NASA Curiosity snaps photo of iron meteorite debris on Mars

Northern Voice Online, 17 July, 2014 : The picture is going viral at the moment. NASA Curiosity snaps photo of iron meteorite debris on Mars.
NASA’s Curiosity rover seems to be in the news once again. The van sized NASA probe that is mapping Mars has been taking snaps and sending them to NASA. It is besides other scientific tests that it is conducting for NASA for the last two years.
Many of the pictures that the small rover has sent to NASA that the US space agency continues to release become viral given the fact that they are unique and were never snapped before.
Now the NASA Curiosity is in the news once again and as the rover that has been drilling the surface of the moon for the last two years to find trace of water there has snapped meteorite on the surface of the Red Planet.
Astronomers who studied the meteorite very closely suggest that it seems to be the debris of iron meteorite that seems to have fallen on the Martian surface.

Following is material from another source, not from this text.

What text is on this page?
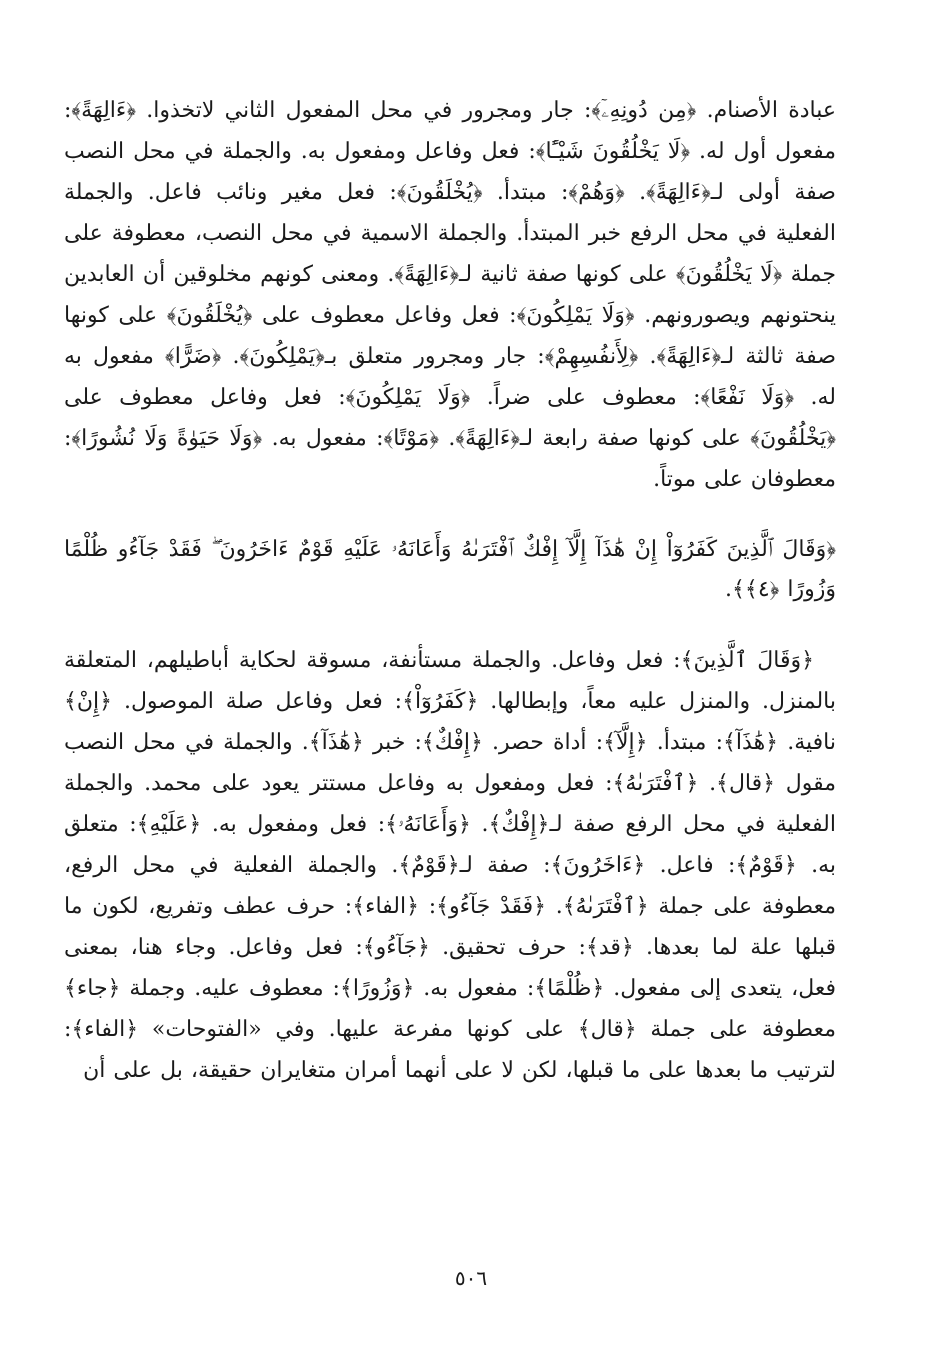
عبادة الأصنام. ﴿مِن دُونِهِۦٓ﴾: جار ومجرور في محل المفعول الثاني لاتخذوا. ﴿ءَالِهَةً﴾: مفعول أول له. ﴿لَا يَخْلُقُونَ شَيْـًٔا﴾: فعل وفاعل ومفعول به. والجملة في محل النصب صفة أولى لـ﴿ءَالِهَةً﴾. ﴿وَهُمْ﴾: مبتدأ. ﴿يُخْلَقُونَ﴾: فعل مغير ونائب فاعل. والجملة الفعلية في محل الرفع خبر المبتدأ. والجملة الاسمية في محل النصب، معطوفة على جملة ﴿لَا يَخْلُقُونَ﴾ على كونها صفة ثانية لـ﴿ءَالِهَةً﴾. ومعنى كونهم مخلوقين أن العابدين ينحتونهم ويصورونهم. ﴿وَلَا يَمْلِكُونَ﴾: فعل وفاعل معطوف على ﴿يُخْلَقُونَ﴾ على كونها صفة ثالثة لـ﴿ءَالِهَةً﴾. ﴿لِأَنفُسِهِمْ﴾: جار ومجرور متعلق بـ﴿يَمْلِكُونَ﴾. ﴿ضَرًّا﴾ مفعول به له. ﴿وَلَا نَفْعًا﴾: معطوف على ضراً. ﴿وَلَا يَمْلِكُونَ﴾: فعل وفاعل معطوف على ﴿يَخْلُقُونَ﴾ على كونها صفة رابعة لـ﴿ءَالِهَةً﴾. ﴿مَوْتًا﴾: مفعول به. ﴿وَلَا حَيَوٰةً وَلَا نُشُورًا﴾: معطوفان على موتاً.

﴿وَقَالَ ٱلَّذِينَ كَفَرُوٓاْ إِنْ هَٰذَآ إِلَّآ إِفْكٌ ٱفْتَرَىٰهُ وَأَعَانَهُۥ عَلَيْهِ قَوْمٌ ءَاخَرُونَ ۖ فَقَدْ جَآءُو ظُلْمًا وَزُورًا ﴿٤﴾﴾.

﴿وَقَالَ ٱلَّذِينَ﴾: فعل وفاعل. والجملة مستأنفة، مسوقة لحكاية أباطيلهم، المتعلقة بالمنزل. والمنزل عليه معاً، وإبطالها. ﴿كَفَرُوٓاْ﴾: فعل وفاعل صلة الموصول. ﴿إِنْ﴾ نافية. ﴿هَٰذَآ﴾: مبتدأ. ﴿إِلَّآ﴾: أداة حصر. ﴿إِفْكٌ﴾: خبر ﴿هَٰذَآ﴾. والجملة في محل النصب مقول ﴿قال﴾. ﴿ٱفْتَرَىٰهُ﴾: فعل ومفعول به وفاعل مستتر يعود على محمد. والجملة الفعلية في محل الرفع صفة لـ﴿إِفْكٌ﴾. ﴿وَأَعَانَهُۥ﴾: فعل ومفعول به. ﴿عَلَيْهِ﴾: متعلق به. ﴿قَوْمٌ﴾: فاعل. ﴿ءَاخَرُونَ﴾: صفة لـ﴿قَوْمٌ﴾. والجملة الفعلية في محل الرفع، معطوفة على جملة ﴿ٱفْتَرَىٰهُ﴾. ﴿فَقَدْ جَآءُو﴾: ﴿الفاء﴾: حرف عطف وتفريع، لكون ما قبلها علة لما بعدها. ﴿قد﴾: حرف تحقيق. ﴿جَآءُو﴾: فعل وفاعل. وجاء هنا، بمعنى فعل، يتعدى إلى مفعول. ﴿ظُلْمًا﴾: مفعول به. ﴿وَزُورًا﴾: معطوف عليه. وجملة ﴿جاء﴾ معطوفة على جملة ﴿قال﴾ على كونها مفرعة عليها. وفي «الفتوحات» ﴿الفاء﴾: لترتيب ما بعدها على ما قبلها، لكن لا على أنهما أمران متغايران حقيقة، بل على أن

٥٠٦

It is not yet clear if the Curiosity rover actually drilled this meteorite debris or not. But had it done so we would have already heard a lot about it. Even very small news from the Curiosity make huge headlines across the world. reports suggest that the NASA scientists have called this 2-meter wide meteorite ‘Lebanon’ and another smaller rock as ‘Lebanon B’.
Reports suggest that the latest pictures sent by Curiosity rover come along with several other high-resolution circular images that Curiosity’s Remote Micro-Imager (RMI) takes. These snaps were reportedly taken on May 25, 2014. ChemCam can reportedly understand a rock’s composition up to 25 feet away by releasing a series of laser pulses at the rock. NASA scientists are of the view that its energy beam electrons within the rock, causing them to emit light. They say that this light emitted by the rock is then collected by a telescope built into ChemCam, that sends it to a spectrometer on the rover that finally analyses it.